Kurban konusuyla ilgili bir fıkra vardır. Adamın biri “Kurban” konusunu anlatıyormuş: “Çocuğu olmayan Hazreti Davut, Allah’a dua etmiş ve ’Yarabbim bana bir kız çocuğu ver, onu sana kurban edeyim’ demiş… Dua tutmuş; Davut, kızının adını Ayşe koymuş. Gel zaman git zaman, çocuğun kurban edileceği zaman gelmiş. Hz.
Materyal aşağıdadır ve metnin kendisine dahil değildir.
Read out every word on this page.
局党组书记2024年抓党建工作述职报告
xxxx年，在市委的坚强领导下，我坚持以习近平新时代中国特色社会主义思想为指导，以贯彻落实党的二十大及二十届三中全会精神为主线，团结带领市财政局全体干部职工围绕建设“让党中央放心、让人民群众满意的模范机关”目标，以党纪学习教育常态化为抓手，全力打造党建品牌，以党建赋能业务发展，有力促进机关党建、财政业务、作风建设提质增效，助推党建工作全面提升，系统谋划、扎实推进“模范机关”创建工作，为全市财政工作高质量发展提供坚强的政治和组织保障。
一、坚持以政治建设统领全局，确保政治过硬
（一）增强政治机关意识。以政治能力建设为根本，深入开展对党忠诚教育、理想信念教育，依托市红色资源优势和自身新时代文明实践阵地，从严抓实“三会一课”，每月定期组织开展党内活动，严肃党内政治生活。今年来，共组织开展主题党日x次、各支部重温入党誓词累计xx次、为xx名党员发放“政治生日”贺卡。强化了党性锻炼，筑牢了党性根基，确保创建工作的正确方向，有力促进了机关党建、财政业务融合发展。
Davut kızı yatırmış, kızının boğazını kılıçla kesip tam kurban edecekken Azrail gökten bir keçiyle çıkagelmiş ve ’Kızı bırak, al bu keçiyi kurban et’ demiş…”

Dinleyenlerden biri dayanamamış: “Yahu bunun neresini düzelteyim… Hz. Davut değil Hz. İbrahim, kız değil erkek, kılıç değil bıçak, Ayşe değil İsmail, Azrail değil Cebrail, kurban edilen de keçi değil koç olacaktı!”.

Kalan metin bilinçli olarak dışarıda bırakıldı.